Another colossal disappointment was the great concept that never lived up to its potential. All of the students at Mythos Academy are descendents of Spartans, Ninjas, Valkyries, and many other kickass entities throughout history. They all attend this school to learn how to harness their powers and use them to fight the bad guys. The trouble is, aside from a handful of sparring sessions in the gym, none of those great ideas are explored anywhere THROUGHOUT THE ENTIRE SERIES! I wanted to attend school with the characters and learn with them, kind of like what I got to do in the Harry Potter and Percy Jackson books, but instead all we got to do was hang out at the library… A lot. Don’t get me wrong, library was a cool setting, but there were no classes there and everything seemed to revolve around it. I can’t seem to find the exact words to describe how disappointed I am in what I feel is the promise of a school for magic-users unfulfilled. They might as well have been at a prep school that offered a few fencing classes rather than a school for gifted kids. Such a great idea completely unrealized.

Was there anything you liked about Killer Frost? 

This book specifically?

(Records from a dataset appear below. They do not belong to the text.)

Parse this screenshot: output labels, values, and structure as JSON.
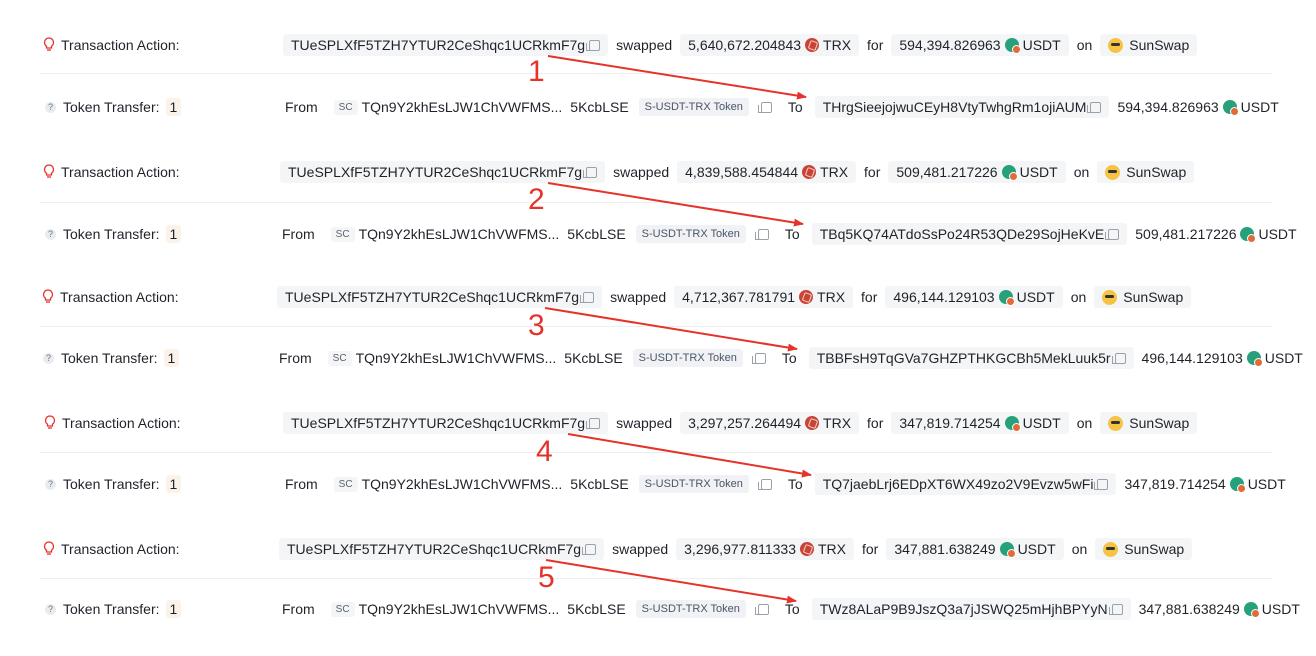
{
  "labels": {
    "transaction_action": "Transaction Action:",
    "token_transfer": "Token Transfer:",
    "transfer_count": "1",
    "swapped": "swapped",
    "for": "for",
    "on": "on",
    "from": "From",
    "to": "To",
    "sc": "SC",
    "token_tag": "S-USDT-TRX Token",
    "trx": "TRX",
    "usdt": "USDT",
    "dex": "SunSwap"
  },
  "colors": {
    "annotation": "#e5332a",
    "trx_icon": "#c8433a",
    "usdt_icon": "#26a17b"
  },
  "icons": [
    "bulb-icon",
    "question-icon",
    "copy-icon",
    "trx-token-icon",
    "usdt-token-icon",
    "sunswap-icon"
  ],
  "records": [
    {
      "marker": "1",
      "actor": "TUeSPLXfF5TZH7YTUR2CeShqc1UCRkmF7g",
      "trx_amount": "5,640,672.204843",
      "usdt_amount": "594,394.826963",
      "from_addr": "TQn9Y2khEsLJW1ChVWFMS...",
      "from_tail": "5KcbLSE",
      "to_addr": "THrgSieejojwuCEyH8VtyTwhgRm1ojiAUM",
      "transfer_amount": "594,394.826963"
    },
    {
      "marker": "2",
      "actor": "TUeSPLXfF5TZH7YTUR2CeShqc1UCRkmF7g",
      "trx_amount": "4,839,588.454844",
      "usdt_amount": "509,481.217226",
      "from_addr": "TQn9Y2khEsLJW1ChVWFMS...",
      "from_tail": "5KcbLSE",
      "to_addr": "TBq5KQ74ATdoSsPo24R53QDe29SojHeKvE",
      "transfer_amount": "509,481.217226"
    },
    {
      "marker": "3",
      "actor": "TUeSPLXfF5TZH7YTUR2CeShqc1UCRkmF7g",
      "trx_amount": "4,712,367.781791",
      "usdt_amount": "496,144.129103",
      "from_addr": "TQn9Y2khEsLJW1ChVWFMS...",
      "from_tail": "5KcbLSE",
      "to_addr": "TBBFsH9TqGVa7GHZPTHKGCBh5MekLuuk5r",
      "transfer_amount": "496,144.129103"
    },
    {
      "marker": "4",
      "actor": "TUeSPLXfF5TZH7YTUR2CeShqc1UCRkmF7g",
      "trx_amount": "3,297,257.264494",
      "usdt_amount": "347,819.714254",
      "from_addr": "TQn9Y2khEsLJW1ChVWFMS...",
      "from_tail": "5KcbLSE",
      "to_addr": "TQ7jaebLrj6EDpXT6WX49zo2V9Evzw5wFi",
      "transfer_amount": "347,819.714254"
    },
    {
      "marker": "5",
      "actor": "TUeSPLXfF5TZH7YTUR2CeShqc1UCRkmF7g",
      "trx_amount": "3,296,977.811333",
      "usdt_amount": "347,881.638249",
      "from_addr": "TQn9Y2khEsLJW1ChVWFMS...",
      "from_tail": "5KcbLSE",
      "to_addr": "TWz8ALaP9B9JszQ3a7jJSWQ25mHjhBPYyN",
      "transfer_amount": "347,881.638249"
    }
  ]
}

No. The series in general? Yes – I really enjoyed the first two books and thought the concept behind the whole thing was really creative. It just failed on delivery. I honestly think it would’ve been a lot stronger condensed down to three books – I’m positive Estep could have included all of the main conflicts and cut out all of the endlessly repeating plot points and speculation. Maybe if she had made the school a bigger part of it… Bah – I’ll never get over that one.

Would you read anything else by this author? 

Honestly, I’m not too sure anymore. I read the first book in her Spider series and enjoyed it, but now I’m almost afraid to keep going. What if I invest all of that time and wind up just as disappointed in the end? Maybe if I allow myself to stop reading as soon as I see it going south… what a sad sentiment.

So you DNF’d the book – would you still recommend it?

No… I don’t think so. Perhaps the first three are recommendable, but why encourage someone to read a series that doesn’t really go anywhere?

Overall, I’m bummed.

I’m also curious if I’m the only one who felt this way about the series… Did anybody else happen to finish it? What are your thoughts?